Not all types of knowledge affect organizational form equally. Only that portion of knowledge dedicated to regulating multi-task jobs ultimately affects how the firm is internally structured. This point is extremely important because previous contingency models treated knowledge as a homogenous resource from a functional perspective. However, it is clear that knowledge can have different productive functions, including the ability to integrate different pieces of knowledge through organized cognitive work. This type of knowledge is used to temporally order content knowledge, which has relevant implications for the choice of governance structures, in particular those features of the structure concerned with the formalization of work processes.

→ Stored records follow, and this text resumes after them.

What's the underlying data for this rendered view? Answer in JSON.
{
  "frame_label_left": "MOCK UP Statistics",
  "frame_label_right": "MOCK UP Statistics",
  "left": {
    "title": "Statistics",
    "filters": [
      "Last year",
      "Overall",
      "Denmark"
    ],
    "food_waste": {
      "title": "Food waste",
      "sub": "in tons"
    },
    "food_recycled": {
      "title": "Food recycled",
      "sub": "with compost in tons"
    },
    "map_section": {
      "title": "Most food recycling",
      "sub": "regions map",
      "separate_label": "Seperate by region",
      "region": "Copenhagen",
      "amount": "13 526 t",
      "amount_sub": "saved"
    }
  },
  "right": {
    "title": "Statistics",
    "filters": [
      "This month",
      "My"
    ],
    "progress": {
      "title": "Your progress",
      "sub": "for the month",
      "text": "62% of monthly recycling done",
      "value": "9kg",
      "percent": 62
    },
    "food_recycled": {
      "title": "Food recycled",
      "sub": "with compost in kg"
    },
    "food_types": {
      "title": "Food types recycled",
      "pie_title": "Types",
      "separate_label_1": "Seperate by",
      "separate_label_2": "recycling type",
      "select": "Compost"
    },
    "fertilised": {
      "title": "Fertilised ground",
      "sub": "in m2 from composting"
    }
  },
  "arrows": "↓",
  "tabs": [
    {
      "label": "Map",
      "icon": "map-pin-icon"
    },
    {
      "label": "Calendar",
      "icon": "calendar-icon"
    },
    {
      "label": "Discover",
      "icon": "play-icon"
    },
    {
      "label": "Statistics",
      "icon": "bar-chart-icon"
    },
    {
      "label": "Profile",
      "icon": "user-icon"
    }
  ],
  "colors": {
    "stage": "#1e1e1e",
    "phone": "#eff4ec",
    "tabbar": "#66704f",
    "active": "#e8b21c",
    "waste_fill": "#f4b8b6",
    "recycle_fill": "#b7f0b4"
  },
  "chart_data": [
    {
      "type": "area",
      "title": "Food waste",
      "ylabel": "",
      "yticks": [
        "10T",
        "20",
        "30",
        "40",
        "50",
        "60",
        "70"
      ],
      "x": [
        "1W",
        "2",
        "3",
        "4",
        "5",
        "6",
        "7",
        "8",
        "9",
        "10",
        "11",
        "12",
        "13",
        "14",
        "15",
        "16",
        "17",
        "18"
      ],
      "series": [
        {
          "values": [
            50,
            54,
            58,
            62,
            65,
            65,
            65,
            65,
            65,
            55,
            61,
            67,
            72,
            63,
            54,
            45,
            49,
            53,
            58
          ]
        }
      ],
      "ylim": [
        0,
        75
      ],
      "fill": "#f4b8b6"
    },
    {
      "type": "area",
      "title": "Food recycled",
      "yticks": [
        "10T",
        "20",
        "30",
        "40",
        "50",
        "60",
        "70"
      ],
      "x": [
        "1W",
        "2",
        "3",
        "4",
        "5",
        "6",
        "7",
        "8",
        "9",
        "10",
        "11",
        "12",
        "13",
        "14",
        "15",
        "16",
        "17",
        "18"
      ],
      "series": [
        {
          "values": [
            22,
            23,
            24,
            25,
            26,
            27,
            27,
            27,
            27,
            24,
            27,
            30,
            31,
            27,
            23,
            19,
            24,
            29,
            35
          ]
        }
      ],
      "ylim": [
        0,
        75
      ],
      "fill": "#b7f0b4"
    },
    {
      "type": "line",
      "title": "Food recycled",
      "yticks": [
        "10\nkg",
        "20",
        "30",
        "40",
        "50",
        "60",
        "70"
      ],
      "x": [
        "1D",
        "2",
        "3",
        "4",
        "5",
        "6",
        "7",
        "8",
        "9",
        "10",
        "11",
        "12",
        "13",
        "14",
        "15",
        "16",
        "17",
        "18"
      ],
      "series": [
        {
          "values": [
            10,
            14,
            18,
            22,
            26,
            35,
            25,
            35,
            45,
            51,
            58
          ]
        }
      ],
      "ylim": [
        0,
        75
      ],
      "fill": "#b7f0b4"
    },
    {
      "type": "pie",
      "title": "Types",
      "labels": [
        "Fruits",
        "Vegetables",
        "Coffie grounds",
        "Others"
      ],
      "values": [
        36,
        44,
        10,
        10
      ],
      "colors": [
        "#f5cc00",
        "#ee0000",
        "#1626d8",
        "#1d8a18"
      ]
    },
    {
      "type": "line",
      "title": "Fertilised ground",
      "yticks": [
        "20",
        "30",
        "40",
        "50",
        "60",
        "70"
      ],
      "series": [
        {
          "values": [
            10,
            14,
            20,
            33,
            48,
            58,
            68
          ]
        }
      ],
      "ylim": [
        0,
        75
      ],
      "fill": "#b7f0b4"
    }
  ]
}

Increasing volumes of knowledge dedicated to regulating tasks (i.e., knowledge applied to meta-tasks) demand the adoption of coordination procedures expressed through the clear articulation of decision-making standards. The contingency perspective informs the firm on how to best design the features of the organizational architecture: less formalized structures should be adopted when the volume of connectivity knowledge is relatively low, while more formalized structures should be adopted when the volume of connectivity knowledge is relatively high.

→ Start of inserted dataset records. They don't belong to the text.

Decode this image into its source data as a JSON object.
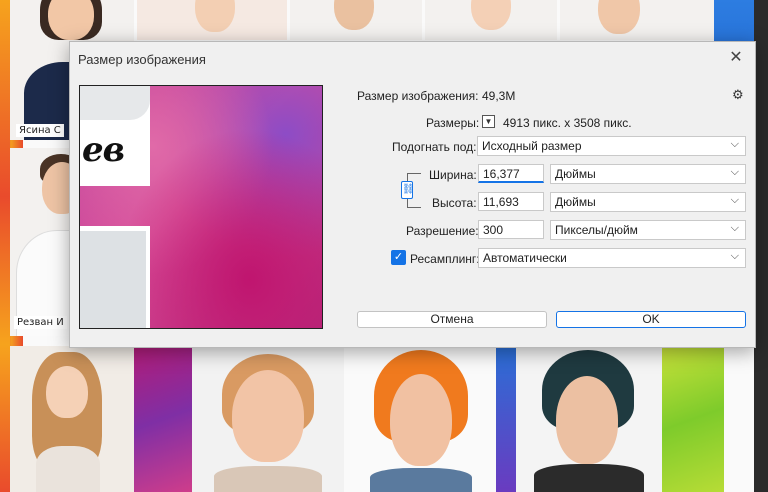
{
  "dialog": {
    "title": "Размер изображения",
    "image_size_label": "Размер изображения:",
    "image_size_value": "49,3M",
    "dimensions_label": "Размеры:",
    "dimensions_value": "4913 пикс. x 3508 пикс.",
    "fit_to_label": "Подогнать под:",
    "fit_to_value": "Исходный размер",
    "width_label": "Ширина:",
    "width_value": "16,377",
    "width_unit": "Дюймы",
    "height_label": "Высота:",
    "height_value": "11,693",
    "height_unit": "Дюймы",
    "resolution_label": "Разрешение:",
    "resolution_value": "300",
    "resolution_unit": "Пикселы/дюйм",
    "resample_label": "Ресамплинг:",
    "resample_checked": true,
    "resample_value": "Автоматически",
    "cancel_label": "Отмена",
    "ok_label": "OK",
    "preview_text": "ев",
    "icons": {
      "close": "close-icon",
      "gear": "gear-icon",
      "chevron": "chevron-down-icon",
      "link": "link-icon",
      "check": "checkmark-icon"
    }
  },
  "background": {
    "name_tag_1": "Ясина С",
    "name_tag_2": "Резван И"
  },
  "colors": {
    "accent": "#1473e6",
    "dialog_bg": "#f0f0f0"
  }
}
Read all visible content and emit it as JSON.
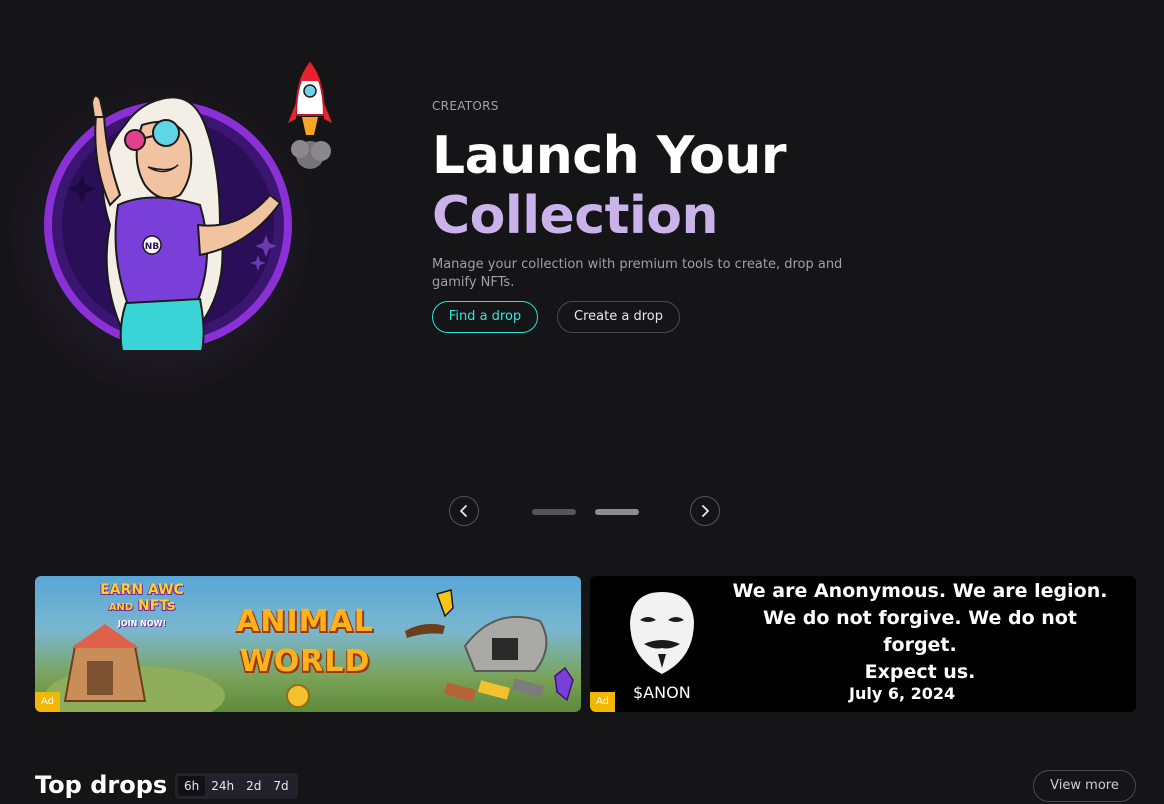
{
  "hero": {
    "eyebrow": "CREATORS",
    "title_line1": "Launch Your",
    "title_line2": "Collection",
    "description": "Manage your collection with premium tools to create, drop and gamify NFTs.",
    "primary_button": "Find a drop",
    "secondary_button": "Create a drop",
    "badge_letters": "NB"
  },
  "carousel": {
    "slide_count": 2,
    "active_slide": 2,
    "prev_icon": "chevron-left-icon",
    "next_icon": "chevron-right-icon"
  },
  "banners": [
    {
      "name": "animal-world",
      "ad_label": "Ad",
      "earn_line1": "EARN AWC",
      "earn_line2": "AND",
      "earn_line3": "NFTs",
      "earn_line4": "JOIN NOW!",
      "title_line1": "ANIMAL",
      "title_line2": "WORLD"
    },
    {
      "name": "anonymous",
      "ad_label": "Ad",
      "line1": "We are Anonymous. We are legion.",
      "line2": "We do not forgive. We do not forget.",
      "line3": "Expect us.",
      "ticker": "$ANON",
      "date": "July 6, 2024"
    }
  ],
  "top_drops": {
    "title": "Top drops",
    "ranges": [
      "6h",
      "24h",
      "2d",
      "7d"
    ],
    "view_more": "View more"
  },
  "colors": {
    "background": "#151417",
    "accent_cyan": "#2ce0d8",
    "title_gradient_lavender": "#c9b3ea",
    "ad_badge": "#f2b705"
  }
}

The empirical evidence seems to support the theoretical relationship between connectivity knowledge and the degree of organizational formalization, although not necessarily in deterministic ways: the model was capable of explaining 19% of the variability in organizational forms adopted by hospitals located in a particular geographic location of the USA. This region is highly competitive and demonstrates how imperative it is for hospitals to make the right investments in the long-term scope of therapeutic services. The empirical findings generated by this study are not conclusive but support the emergence of a contingency theory of organizational capability. Future studies will need to fill the existing empirical gap based on improved classification of jobs according to their dimensions of tasks and meta-tasks. Instead of a comparison based on a simple ordinal classification, as done here, the next phase in this research program will require a much more precise description and measurement of each therapeutic procedure. For simplification reasons, the present study assumed that medical treatments are homogeneous across hospitals within the same geographic region, which might not accurately reflect the actual variability of practices. We have not yet achieved this stage of analytical precision due to limitations in the availability of appropriate databases. Much work still needs to be done in order to make a conclusive judgment of the validity of the suggested theory. The conceptual model, nevertheless, has passed a first and relevant attempt at falsification, which is important to motivate additional studies on this particular direction, not only in the healthcare industry but also in other industrial sectors highly dependent on the application of connectivity knowledge for the delivery of value to end consumers.